Ce n’est en effet qu’en cas de non-paiement après mise en demeure de payer une provision dans un délai de trente jours que le syndicat des copropriétaires est en droit de saisir le président du tribunal judiciaire aux fins d’obtenir la condamnation des copropriétaires défaillants au paiement de cette provision, des provisions non encore échues en application de l’article 14-1 et des sommes restant dues appelées au titre des exercices précédents après approbation des comptes.
De surcroît, dès lors que l’article 19-2 susvisé énonce que ce n’est qu’après mise en demeure restée infructueuse que la totalité des charges impayées restant dues, ainsi que les provisions non encore échues, deviennent immédiatement exigibles, la mise en demeure ne peut inclure les sommes restant dues puisque, aux termes de cet article, celles-ci ne sont pas encore exigibles à la date de son établissement.
Enfin, considérer que la procédure accélérée au fond prévue à l’article 19-2 de la loi du 10 juillet 1965 pourrait valablement être mise en œuvre, en l’absence de paiement par les copropriétaires défaillants de la totalité de leur créance après mise en demeure, reviendrait à faire perdre tout sens à la procédure de droit commun devant le tribunal judiciaire. Celle-ci n’aurait en effet plus lieu d’être dès lors que le syndicat des copropriétaires se verrait offrir la possibilité d’assigner ledit copropriétaire devant le président de la juridiction, dans le cadre d’une procédure orale et simplifiée, aux fins de recouvrir la totalité de sa créance.
En conséquence, les mises en demeure du 30 juin 2025 ne répondant pas à ces exigences, il y a lieu de déclarer les demandes du syndicat des copropriétaires fondées sur les dispositions de l’article 19-2 de la loi du 10 juillet 1965 irrecevables.

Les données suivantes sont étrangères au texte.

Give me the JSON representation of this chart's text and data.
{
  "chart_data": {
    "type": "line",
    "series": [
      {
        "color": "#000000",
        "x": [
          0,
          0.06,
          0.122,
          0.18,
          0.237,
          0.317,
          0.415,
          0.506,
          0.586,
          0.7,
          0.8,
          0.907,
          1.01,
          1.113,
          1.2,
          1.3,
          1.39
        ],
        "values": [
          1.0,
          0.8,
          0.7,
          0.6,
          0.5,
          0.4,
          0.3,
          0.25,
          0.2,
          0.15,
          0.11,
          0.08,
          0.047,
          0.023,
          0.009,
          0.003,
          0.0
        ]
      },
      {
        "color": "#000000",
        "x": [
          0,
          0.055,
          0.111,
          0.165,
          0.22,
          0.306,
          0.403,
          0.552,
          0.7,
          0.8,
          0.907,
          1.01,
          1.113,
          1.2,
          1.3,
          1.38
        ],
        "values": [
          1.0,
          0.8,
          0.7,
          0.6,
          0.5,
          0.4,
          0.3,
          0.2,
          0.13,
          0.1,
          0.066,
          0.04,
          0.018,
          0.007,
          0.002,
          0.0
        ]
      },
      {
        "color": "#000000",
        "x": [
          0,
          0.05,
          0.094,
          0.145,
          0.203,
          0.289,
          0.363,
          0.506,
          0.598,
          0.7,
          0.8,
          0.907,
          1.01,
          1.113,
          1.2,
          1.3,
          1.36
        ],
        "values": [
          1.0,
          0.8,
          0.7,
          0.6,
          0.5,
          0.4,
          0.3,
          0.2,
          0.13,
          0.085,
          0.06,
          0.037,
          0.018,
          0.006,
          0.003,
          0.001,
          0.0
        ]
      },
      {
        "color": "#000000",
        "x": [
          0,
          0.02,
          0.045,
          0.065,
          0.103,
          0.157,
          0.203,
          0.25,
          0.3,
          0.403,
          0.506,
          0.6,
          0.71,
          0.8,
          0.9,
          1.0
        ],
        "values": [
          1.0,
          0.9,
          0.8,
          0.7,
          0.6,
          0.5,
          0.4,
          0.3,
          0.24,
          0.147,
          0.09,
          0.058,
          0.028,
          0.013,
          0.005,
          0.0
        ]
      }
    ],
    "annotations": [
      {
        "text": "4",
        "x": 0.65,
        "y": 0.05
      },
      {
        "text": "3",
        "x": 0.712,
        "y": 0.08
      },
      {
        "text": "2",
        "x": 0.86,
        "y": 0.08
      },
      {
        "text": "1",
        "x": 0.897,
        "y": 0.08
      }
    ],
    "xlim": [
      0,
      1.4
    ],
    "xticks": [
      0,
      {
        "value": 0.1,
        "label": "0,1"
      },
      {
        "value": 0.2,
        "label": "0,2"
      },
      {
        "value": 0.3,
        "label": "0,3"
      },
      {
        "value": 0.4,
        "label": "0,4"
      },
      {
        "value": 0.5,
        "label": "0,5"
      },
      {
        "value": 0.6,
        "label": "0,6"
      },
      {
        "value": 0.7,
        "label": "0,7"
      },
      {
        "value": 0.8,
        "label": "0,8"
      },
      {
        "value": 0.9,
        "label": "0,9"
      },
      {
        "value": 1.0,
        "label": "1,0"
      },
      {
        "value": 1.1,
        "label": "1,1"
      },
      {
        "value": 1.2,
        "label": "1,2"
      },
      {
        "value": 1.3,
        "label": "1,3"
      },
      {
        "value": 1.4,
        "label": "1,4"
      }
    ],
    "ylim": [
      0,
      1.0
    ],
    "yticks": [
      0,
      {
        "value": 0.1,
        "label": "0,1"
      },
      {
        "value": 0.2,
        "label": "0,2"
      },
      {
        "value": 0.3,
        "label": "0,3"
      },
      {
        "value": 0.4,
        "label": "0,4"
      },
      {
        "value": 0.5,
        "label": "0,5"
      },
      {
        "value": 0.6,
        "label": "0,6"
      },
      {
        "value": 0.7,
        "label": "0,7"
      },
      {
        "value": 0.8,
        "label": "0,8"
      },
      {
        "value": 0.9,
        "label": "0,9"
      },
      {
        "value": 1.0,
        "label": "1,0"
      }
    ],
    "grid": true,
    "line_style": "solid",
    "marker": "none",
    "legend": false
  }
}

Sur les demandes accessoires
Le syndicat des copropriétaires, partie perdant le procès, sera condamné au paiement des entiers dépens de l’instance.
L’exécution provisoire est de droit et il n’y a pas lieu de l’écarter.
PAR CES MOTIFS,
Le président, statuant selon la procédure accélérée au fond et par un jugement réputé contradictoire, en premier ressort, après débats en audience publique et par mise à disposition au greffe,
DECLARE irrecevables les demandes du syndicat des copropriétaires de l’immeuble sis [Adresse 1] à [Localité 8] ;
CONDAMNE le syndicat des copropriétaires de l’immeuble sis [Adresse 1] à [Localité 8] aux dépens ;
RAPPELLE que l’exécution provisoire du jugement est de droit.
Fait et jugé à [Localité 8] le 18 Décembre 2025.